You can ride that ridgeline, and if you like ridgelines you should. Then you too can take photos like these.

Look like your cup of tea?

You need to make choices though, turn off left to ride to Cogne (we didn’t), keep going all the way along the ridge to join walking trails 23 and 21 to the valley floor (again, we didn’t, you had to climb a bit, too hot for that game), or turn off right to rejoin the Desarpa trail that winds it’s way back to Pila for more coffee and more fun.

Pull up and look optimistically at the backside. It;s a still so no one will ever know if I made it.

After dingying a climb at 2600m altitude, we instead climbed from the top of the Chamole chair at 2300m. The air was a bit denser, or we were. Either / or.

It’s just a short climb to the Lago Chamole though, then another short climb onto the Testa Nera ridgeline. Definitely got a thing for ridgelines these days.

Chamole muddy funster. (now that is a niche joke)

Again we eschewed the classic choices for a bit of exploring. Where normally you’d turn right for long descending adventure or left for a quick and enjoyable return to the lifts, we went straight.
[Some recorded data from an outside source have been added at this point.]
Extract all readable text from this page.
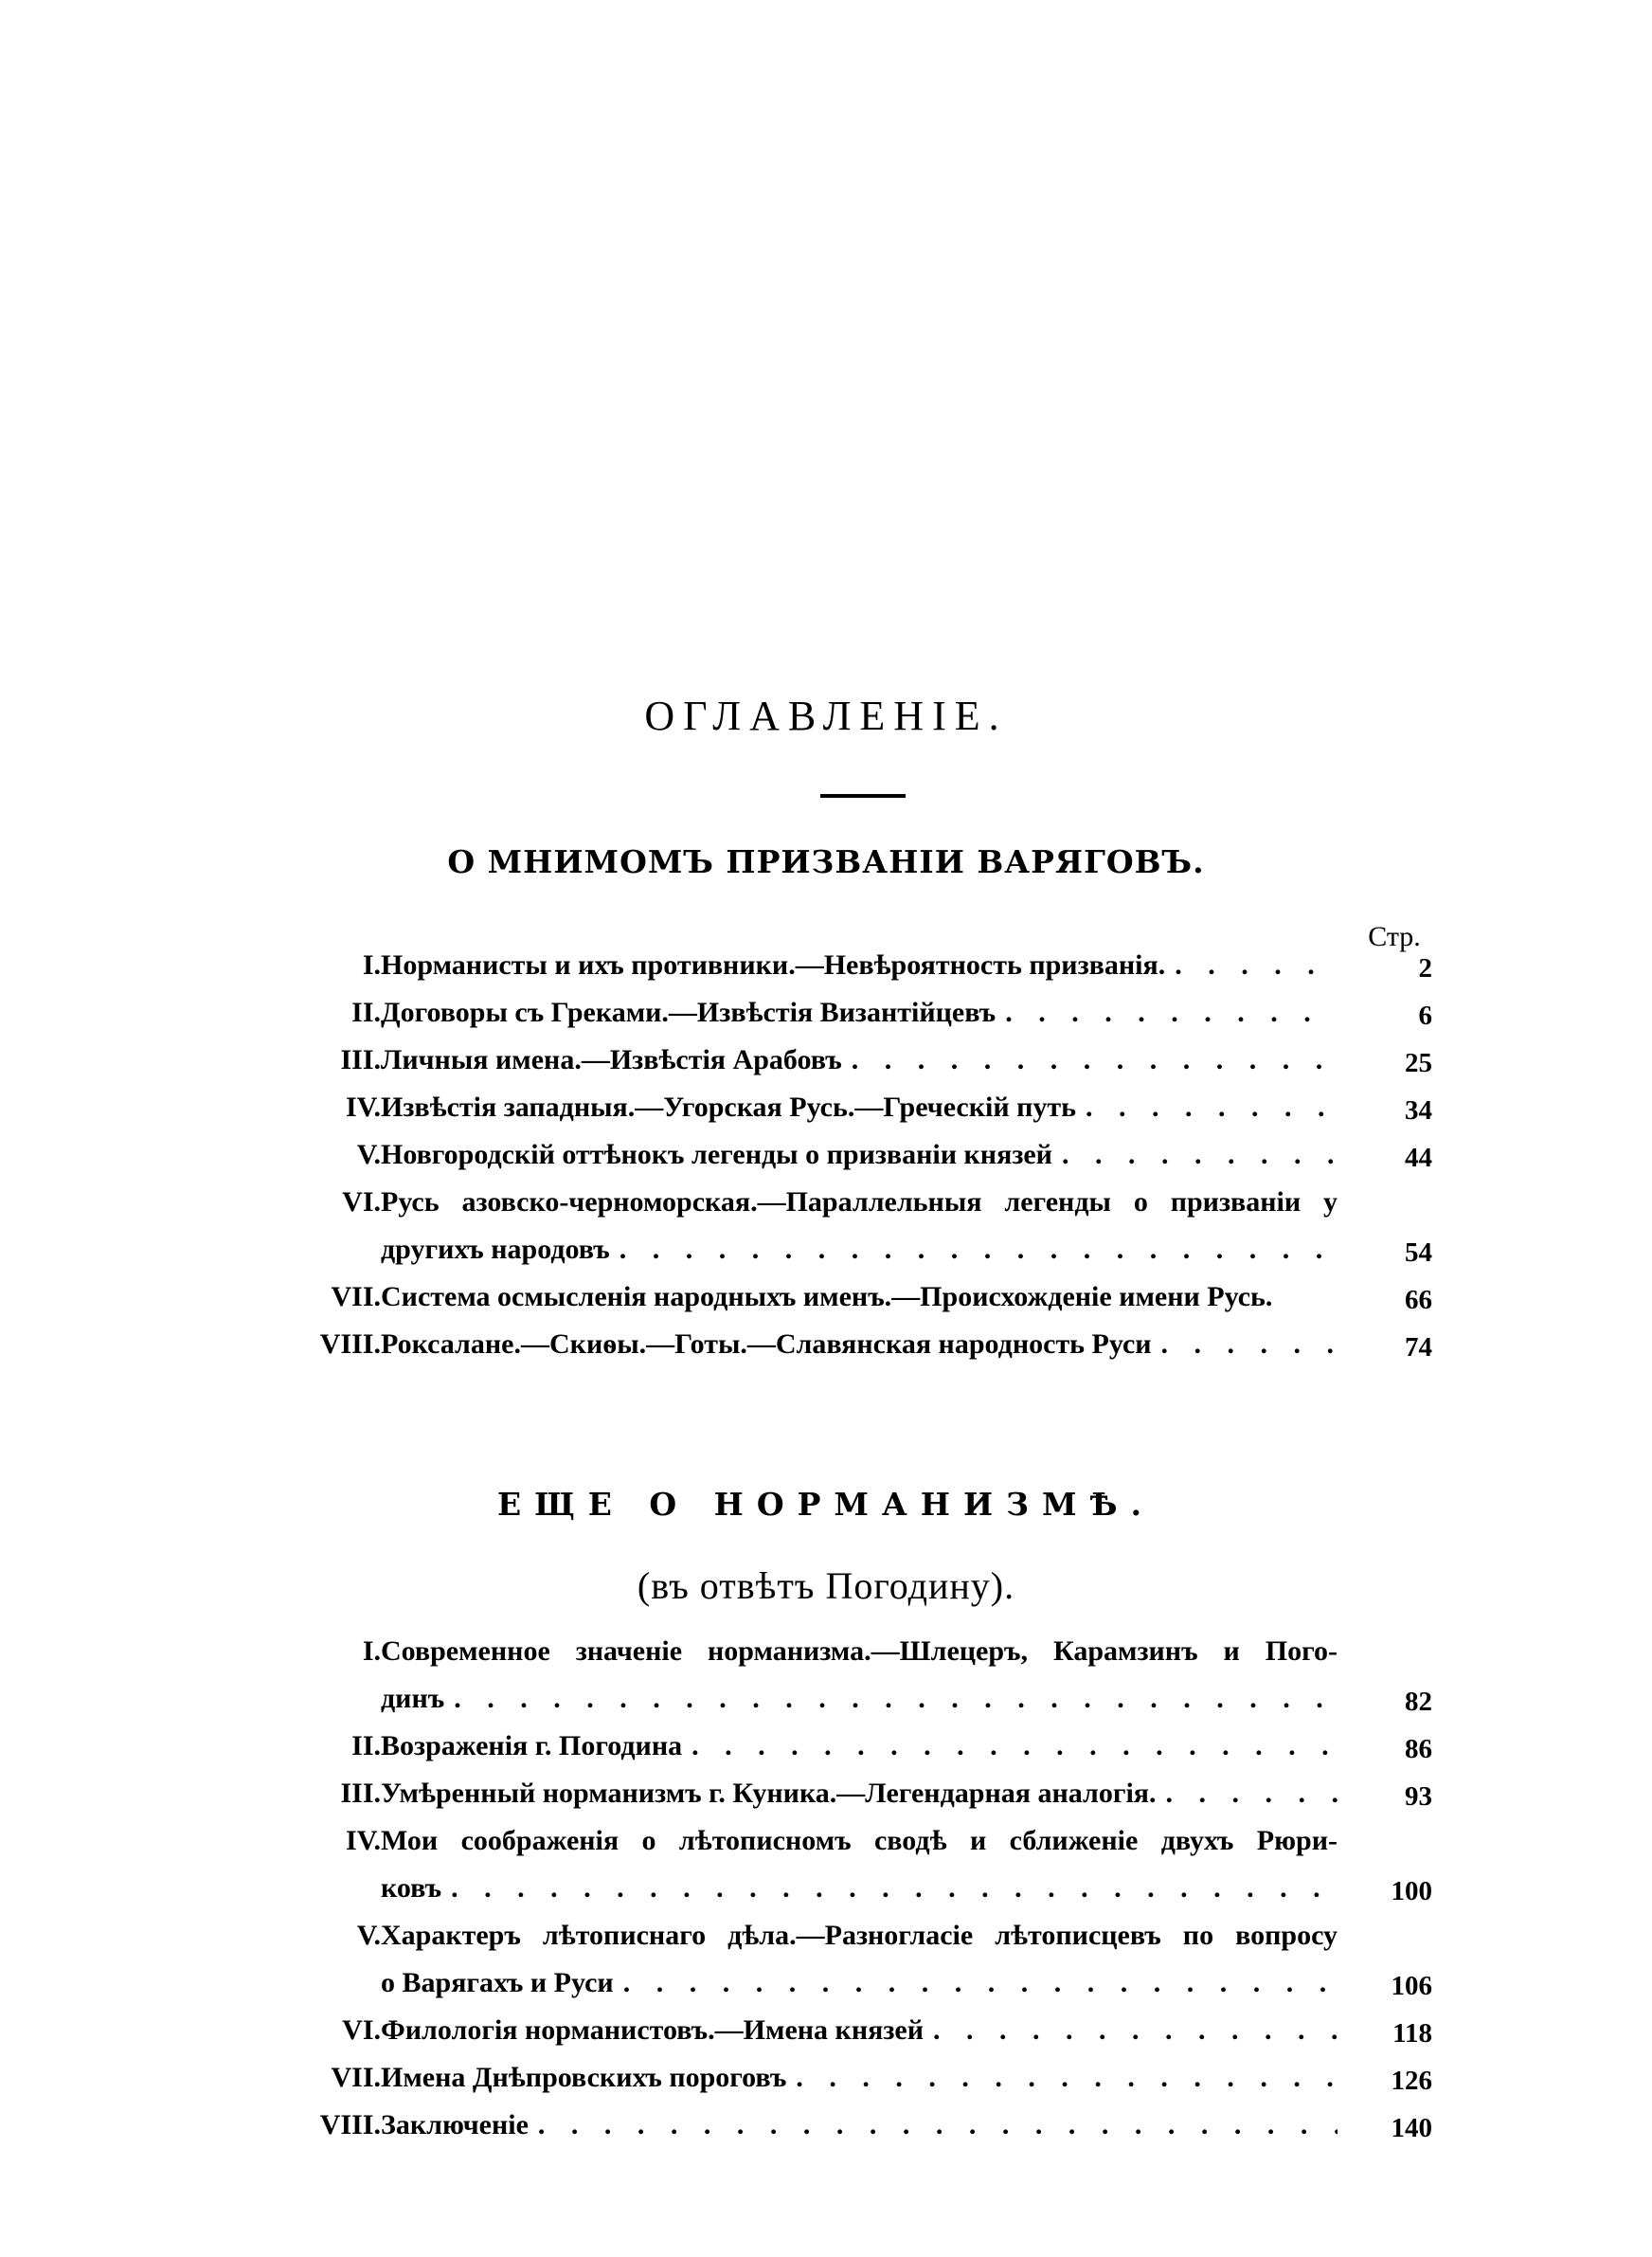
ОГЛАВЛЕНІЕ.
О МНИМОМЪ ПРИЗВАНІИ ВАРЯГОВЪ.
Стр.
I. Норманисты и ихъ противники.—Невѣроятность призванія. . . .	2
II. Договоры съ Греками.—Извѣстія Византійцевъ . . .	6
III. Личныя имена.—Извѣстія Арабовъ . . .	25
IV. Извѣстія западныя.—Угорская Русь.—Греческій путь . . .	34
V. Новгородскій оттѣнокъ легенды о призваніи князей . . .	44
VI. Русь азовско-черноморская.—Параллельныя легенды о призваніи у
другихъ народовъ . . .	54
VII. Система осмысленія народныхъ именъ.—Происхожденіе имени Русь.	66
VIII. Роксалане.—Скиѳы.—Готы.—Славянская народность Руси . . .	74
ЕЩЕ О НОРМАНИЗМѢ.
(въ отвѣтъ Погодину).
I. Современное значеніе норманизма.—Шлецеръ, Карамзинъ и Пого-
динъ . . .	82
II. Возраженія г. Погодина . . .	86
III. Умѣренный норманизмъ г. Куника.—Легендарная аналогія. . . .	93
IV. Мои соображенія о лѣтописномъ сводѣ и сближеніе двухъ Рюри-
ковъ . . .	100
V. Характеръ лѣтописнаго дѣла.—Разногласіе лѣтописцевъ по вопросу
о Варягахъ и Руси . . .	106
VI. Филологія норманистовъ.—Имена князей . . .	118
VII. Имена Днѣпровскихъ пороговъ . . .	126
VIII. Заключеніе . . .	140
Then wandered about in circles a bit, turned around, went back to the junction, tried going straight 10 meters further to the left, and found what we were looking for.

A little overgrown, but still grand riding.

Unfortunately it seemed no one else had been looking for a while as the trail was a wee bit overgrown and unloved. A shame as the basic shape of it was classic Aostan gold but them’s the breaks.

And it really wasn’t too shabby where it wasn’t too shrubby.

Still a long way above the valley floor (trademark Alpineflowmtb Guiding) but heading down quick.

Assorted trails later we were at the valley floor, where it was too hot to hang about so headed straight back up again and stayed up high until the lifts closed and we figured we’d have to head for home.

Via ice cream obviously.

From Chamole to Gelato. It sounded better in my head.

Pila; we are stardust, we are golden.

There's a trail to the right, but it's better to join it a little further along the ridge.

All pictures of me taken by Toby, on his bloody phone! All pictures of Toby taken by me on a Sony RX100 which I’ve gone back to playing with the dials on and as a result most shots are out of focus, over/under exposed, too grainy/too blurred. it’s a learning process.

Ciao Pila, grazie mille.

*Of course, these elements don’t just create life, they can destroy it too. Take the next major threat to life you’re going to be hearing lots about: dihydrogen monoxide. A clear, tasteless acid which turns up in nuclear waste, acid rain, fossil fuel power plant fumes and even in human cancers. It can corrode metal and rock, and is thought to be responsible for the deaths of over 350,000 people a year, yet is found in most food stuffs and drinks. There’s several petitions desperately trying to raise awareness and get this poison banned, hopefully at least one will get some traction somewhere.